Vince Gilligan finally addresses the infamous 'Breaking Bad' unsliced pizza debate
This show genuinely had every base covered
It’s a show with a near-endless list of memorable TV moments, but any Breaking Bad fan will recall the angry pizza throw as one of the most iconic.
So adored was the scene – in which a pissed off Walt reacts to Skyler refusing him entry into the house by launching the pizza he’d just bought for her onto the roof – that Vince Gilligan has had to publicly ask people to stop reenacting it on visits to the Albuquerque residence that served as the exterior for the White family home.
That decision to chuck it away is in itself controversial; surely the best way to retaliate would be by scoffing the entire thing for yourself and leaving the empty box on the driveway? But the really big question – and one that has bothered the internet since the episode first aired seven years ago – concerns why the pizza was unsliced. It’s not unusual for a pizza restaurant to let you do your own slicing at the table, but a takeaway? What is this madness?
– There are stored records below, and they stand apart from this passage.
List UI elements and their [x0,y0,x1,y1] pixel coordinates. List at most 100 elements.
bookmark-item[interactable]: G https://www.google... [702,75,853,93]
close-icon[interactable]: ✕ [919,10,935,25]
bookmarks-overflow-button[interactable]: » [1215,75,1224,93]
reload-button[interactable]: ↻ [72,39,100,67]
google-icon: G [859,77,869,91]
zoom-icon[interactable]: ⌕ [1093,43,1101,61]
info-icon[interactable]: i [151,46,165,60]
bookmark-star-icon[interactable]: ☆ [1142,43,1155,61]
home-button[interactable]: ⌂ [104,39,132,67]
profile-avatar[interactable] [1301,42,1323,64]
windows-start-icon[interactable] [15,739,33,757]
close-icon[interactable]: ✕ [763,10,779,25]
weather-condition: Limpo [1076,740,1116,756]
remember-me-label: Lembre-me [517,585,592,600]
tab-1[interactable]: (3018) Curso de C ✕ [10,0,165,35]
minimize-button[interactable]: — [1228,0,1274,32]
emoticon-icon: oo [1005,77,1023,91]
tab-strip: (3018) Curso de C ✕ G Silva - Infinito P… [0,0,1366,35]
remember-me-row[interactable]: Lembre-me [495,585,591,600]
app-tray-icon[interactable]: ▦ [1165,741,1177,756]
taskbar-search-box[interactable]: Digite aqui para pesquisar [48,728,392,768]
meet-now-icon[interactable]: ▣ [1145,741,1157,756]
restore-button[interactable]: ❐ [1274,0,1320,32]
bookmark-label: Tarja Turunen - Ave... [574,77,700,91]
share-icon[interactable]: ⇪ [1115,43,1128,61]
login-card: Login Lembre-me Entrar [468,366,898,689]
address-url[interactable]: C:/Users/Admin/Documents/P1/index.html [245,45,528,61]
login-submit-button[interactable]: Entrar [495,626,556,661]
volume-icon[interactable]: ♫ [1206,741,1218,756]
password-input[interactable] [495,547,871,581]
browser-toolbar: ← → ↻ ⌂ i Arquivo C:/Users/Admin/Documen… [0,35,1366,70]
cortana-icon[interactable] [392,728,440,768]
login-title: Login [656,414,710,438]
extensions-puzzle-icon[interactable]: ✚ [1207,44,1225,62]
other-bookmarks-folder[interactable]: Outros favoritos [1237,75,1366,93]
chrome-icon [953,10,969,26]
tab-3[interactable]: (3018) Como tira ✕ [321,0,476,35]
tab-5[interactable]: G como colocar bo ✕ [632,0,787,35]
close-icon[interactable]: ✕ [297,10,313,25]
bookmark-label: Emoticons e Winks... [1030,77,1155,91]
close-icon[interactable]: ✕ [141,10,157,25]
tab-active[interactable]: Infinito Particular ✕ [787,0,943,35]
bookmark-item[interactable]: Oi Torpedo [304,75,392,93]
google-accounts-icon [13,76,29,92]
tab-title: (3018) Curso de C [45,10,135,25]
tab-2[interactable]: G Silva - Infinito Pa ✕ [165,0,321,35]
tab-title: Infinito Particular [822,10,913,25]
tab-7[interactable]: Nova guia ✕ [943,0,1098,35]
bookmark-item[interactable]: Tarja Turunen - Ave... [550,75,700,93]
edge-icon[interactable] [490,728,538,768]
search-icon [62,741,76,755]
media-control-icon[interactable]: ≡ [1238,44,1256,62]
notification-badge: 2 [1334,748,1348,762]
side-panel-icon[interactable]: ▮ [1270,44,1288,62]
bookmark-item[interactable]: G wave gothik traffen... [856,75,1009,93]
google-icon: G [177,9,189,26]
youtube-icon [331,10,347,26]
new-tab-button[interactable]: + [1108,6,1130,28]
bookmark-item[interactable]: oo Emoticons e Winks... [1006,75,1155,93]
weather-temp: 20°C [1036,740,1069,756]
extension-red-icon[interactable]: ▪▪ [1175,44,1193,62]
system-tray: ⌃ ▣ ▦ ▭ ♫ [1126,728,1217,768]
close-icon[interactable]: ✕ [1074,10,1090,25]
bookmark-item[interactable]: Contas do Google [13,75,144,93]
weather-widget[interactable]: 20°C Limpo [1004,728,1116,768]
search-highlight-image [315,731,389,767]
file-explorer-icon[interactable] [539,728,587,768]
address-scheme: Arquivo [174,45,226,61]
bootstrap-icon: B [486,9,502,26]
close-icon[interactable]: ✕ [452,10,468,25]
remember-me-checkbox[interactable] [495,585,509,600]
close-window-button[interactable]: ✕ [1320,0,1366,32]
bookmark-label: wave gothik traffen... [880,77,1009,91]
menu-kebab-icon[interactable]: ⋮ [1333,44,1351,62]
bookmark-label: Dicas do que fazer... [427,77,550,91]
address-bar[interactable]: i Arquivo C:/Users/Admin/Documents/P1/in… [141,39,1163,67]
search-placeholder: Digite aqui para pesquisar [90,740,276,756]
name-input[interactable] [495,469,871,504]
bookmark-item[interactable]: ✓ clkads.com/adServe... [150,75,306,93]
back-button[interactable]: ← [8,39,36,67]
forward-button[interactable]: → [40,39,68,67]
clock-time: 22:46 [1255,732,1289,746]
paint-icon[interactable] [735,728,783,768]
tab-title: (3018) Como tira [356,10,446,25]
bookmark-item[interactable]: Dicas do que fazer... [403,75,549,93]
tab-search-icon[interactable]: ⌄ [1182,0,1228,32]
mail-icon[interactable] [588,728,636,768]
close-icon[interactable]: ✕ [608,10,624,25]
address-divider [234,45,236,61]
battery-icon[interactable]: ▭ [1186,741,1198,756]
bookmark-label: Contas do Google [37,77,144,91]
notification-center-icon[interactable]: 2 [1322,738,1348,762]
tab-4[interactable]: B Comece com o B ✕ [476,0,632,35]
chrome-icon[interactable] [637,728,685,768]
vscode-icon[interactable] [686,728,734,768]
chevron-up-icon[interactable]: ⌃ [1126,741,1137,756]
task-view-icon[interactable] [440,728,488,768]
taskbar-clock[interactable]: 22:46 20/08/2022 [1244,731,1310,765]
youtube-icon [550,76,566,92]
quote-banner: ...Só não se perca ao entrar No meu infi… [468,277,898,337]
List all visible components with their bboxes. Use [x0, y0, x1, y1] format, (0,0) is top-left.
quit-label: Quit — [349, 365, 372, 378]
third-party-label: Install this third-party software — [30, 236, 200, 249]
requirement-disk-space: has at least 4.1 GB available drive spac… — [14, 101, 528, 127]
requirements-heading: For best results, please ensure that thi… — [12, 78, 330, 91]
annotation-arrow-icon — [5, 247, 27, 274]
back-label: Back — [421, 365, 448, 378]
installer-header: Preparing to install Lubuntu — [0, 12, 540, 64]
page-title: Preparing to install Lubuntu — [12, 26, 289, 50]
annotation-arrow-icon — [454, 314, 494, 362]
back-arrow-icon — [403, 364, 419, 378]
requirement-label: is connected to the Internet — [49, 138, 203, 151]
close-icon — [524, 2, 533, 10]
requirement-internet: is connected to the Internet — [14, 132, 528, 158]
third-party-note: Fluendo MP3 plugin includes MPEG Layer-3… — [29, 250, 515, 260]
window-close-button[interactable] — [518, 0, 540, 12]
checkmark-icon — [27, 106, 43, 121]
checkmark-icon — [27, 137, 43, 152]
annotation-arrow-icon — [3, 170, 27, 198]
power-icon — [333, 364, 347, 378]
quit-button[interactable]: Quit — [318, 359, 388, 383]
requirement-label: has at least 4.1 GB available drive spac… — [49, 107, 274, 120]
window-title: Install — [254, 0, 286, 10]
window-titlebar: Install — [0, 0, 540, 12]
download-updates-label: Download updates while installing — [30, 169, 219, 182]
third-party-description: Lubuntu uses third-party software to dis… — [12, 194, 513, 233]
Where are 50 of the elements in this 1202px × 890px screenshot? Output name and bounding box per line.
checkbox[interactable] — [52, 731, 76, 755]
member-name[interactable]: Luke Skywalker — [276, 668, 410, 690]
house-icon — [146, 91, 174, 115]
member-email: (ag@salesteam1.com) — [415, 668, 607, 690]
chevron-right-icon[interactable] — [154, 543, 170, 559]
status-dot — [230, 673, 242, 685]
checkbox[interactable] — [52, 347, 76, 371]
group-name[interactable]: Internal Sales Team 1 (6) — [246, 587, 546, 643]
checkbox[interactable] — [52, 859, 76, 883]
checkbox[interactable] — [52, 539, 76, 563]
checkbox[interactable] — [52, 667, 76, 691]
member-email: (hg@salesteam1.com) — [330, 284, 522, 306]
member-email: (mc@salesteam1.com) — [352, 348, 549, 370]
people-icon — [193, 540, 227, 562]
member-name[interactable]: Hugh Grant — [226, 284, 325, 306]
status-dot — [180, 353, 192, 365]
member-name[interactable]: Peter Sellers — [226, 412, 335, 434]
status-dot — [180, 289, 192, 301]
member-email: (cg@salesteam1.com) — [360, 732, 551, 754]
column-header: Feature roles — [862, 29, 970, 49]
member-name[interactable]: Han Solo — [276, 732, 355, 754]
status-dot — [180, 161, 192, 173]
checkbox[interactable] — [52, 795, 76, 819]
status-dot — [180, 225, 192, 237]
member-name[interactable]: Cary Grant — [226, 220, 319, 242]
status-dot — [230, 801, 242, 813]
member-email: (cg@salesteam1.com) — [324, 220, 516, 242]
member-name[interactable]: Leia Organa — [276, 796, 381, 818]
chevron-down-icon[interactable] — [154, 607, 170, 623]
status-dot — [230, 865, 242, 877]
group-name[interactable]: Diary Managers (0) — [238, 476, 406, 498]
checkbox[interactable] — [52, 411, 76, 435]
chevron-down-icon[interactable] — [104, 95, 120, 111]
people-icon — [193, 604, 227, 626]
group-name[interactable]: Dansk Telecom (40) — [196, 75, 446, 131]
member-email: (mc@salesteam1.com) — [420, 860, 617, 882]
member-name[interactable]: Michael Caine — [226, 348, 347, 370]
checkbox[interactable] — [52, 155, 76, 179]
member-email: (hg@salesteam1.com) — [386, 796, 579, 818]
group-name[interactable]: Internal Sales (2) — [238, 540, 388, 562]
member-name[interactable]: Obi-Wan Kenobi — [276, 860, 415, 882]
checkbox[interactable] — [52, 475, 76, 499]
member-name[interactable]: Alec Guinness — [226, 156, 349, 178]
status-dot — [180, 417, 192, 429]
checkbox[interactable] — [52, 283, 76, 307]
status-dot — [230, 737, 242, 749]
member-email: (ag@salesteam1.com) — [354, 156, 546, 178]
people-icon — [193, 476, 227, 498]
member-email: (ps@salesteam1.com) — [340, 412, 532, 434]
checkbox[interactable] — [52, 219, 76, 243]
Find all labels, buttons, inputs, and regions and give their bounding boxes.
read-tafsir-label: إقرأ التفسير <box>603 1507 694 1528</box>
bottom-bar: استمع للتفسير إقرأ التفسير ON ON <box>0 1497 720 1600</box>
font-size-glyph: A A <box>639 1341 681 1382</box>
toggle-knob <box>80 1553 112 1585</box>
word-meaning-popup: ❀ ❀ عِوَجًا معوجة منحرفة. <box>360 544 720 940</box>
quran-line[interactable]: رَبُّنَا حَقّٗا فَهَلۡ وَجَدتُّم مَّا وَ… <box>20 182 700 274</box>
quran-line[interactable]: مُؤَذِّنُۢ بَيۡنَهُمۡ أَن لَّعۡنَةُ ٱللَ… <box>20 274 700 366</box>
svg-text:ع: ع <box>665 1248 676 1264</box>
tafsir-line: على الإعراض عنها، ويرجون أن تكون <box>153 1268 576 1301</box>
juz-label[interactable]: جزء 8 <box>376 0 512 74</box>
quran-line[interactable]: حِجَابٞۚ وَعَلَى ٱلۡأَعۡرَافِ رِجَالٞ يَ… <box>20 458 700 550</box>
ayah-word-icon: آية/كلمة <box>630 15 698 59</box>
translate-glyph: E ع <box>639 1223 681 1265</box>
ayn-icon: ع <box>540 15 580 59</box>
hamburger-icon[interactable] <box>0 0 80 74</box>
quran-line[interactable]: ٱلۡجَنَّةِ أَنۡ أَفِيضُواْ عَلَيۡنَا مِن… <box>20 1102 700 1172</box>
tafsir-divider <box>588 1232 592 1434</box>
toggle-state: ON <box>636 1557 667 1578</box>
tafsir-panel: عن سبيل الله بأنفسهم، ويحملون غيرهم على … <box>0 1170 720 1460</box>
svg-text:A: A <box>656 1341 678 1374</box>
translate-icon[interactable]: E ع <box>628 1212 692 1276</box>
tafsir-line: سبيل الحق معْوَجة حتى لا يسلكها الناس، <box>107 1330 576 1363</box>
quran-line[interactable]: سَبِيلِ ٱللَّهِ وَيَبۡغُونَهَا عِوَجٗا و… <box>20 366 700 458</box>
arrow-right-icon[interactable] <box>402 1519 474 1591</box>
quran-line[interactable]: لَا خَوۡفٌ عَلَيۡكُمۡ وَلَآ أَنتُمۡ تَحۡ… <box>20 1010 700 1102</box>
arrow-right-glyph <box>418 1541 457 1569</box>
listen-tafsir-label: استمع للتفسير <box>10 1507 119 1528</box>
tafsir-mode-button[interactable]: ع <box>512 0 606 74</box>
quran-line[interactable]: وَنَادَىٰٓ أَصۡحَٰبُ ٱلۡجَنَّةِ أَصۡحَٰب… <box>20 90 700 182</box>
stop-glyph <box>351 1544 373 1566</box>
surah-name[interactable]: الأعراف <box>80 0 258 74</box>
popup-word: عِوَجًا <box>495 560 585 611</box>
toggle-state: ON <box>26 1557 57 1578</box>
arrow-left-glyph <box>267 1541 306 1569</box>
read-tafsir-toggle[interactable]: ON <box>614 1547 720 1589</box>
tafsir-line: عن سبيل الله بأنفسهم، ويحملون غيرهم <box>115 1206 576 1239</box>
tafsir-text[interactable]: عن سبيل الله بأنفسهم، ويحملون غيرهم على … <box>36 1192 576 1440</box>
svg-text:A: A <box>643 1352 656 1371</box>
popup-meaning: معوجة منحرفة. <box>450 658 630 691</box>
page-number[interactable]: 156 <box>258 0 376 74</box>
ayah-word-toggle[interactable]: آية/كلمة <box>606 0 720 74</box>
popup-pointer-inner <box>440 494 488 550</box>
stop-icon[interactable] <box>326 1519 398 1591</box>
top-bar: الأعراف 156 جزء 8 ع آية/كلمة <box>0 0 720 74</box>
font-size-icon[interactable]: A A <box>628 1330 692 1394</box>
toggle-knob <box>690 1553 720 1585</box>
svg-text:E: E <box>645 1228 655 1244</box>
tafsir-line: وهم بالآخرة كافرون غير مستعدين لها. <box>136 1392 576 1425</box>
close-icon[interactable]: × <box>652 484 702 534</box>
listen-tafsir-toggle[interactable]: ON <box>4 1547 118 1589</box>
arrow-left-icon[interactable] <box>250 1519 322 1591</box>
You don’t need to be a genius to deduce that lobbing a pizza that was sliced would almost certainly cause it to break apart, meaning it would very quickly be raining cheese & tomato. If the writers wanted it to remain intact, then leaving it unsliced was a simple editorial decision – even if doing so is an unspeakable crime in the eyes of the mighty God Pepperoni.
But in the meticulously crafted world of Breaking Bad, things are rarely just left as they are. In a totally different episode, Badger turns up at Jesse’s party with a pile of pizzas – all of them unsliced, just like the one the notorious meth-maker tossed. In the scene, Jesse questions why they hadn’t been cut, which sounded very much like a clever callback intended to clear up any remaining confusion.
As suspected, it was no coincidence. In Vince Gilligan’s recent Reddit AMA a curious fan asked, “Was Badger and Skinny Pete's conversation at Jesse's party about the pizzas not being sliced written in after the fact to explain how Walter’s pizza landed on the roof intact? Everyone knows a sliced pizza would have come apart.”
Gilligan’s response cleared up an lingering doubt once and for all:
“Yes! We had a long discussion before we shot the pizza on the roof scene about whether or not the pizza should be sliced—because, as all you physicists know, a thrown, sliced pizza would come apart due to centrifugal force or angular momentum (or something like that). And yet, you're right: no self-respecting pizza parlor sells an unsliced pizza. So we figured we needed to explain it (in the "They pass the savings on to you" scene), or else face our audience's righteous wrath!”
If only every show on the telly had the same approach to loose ends.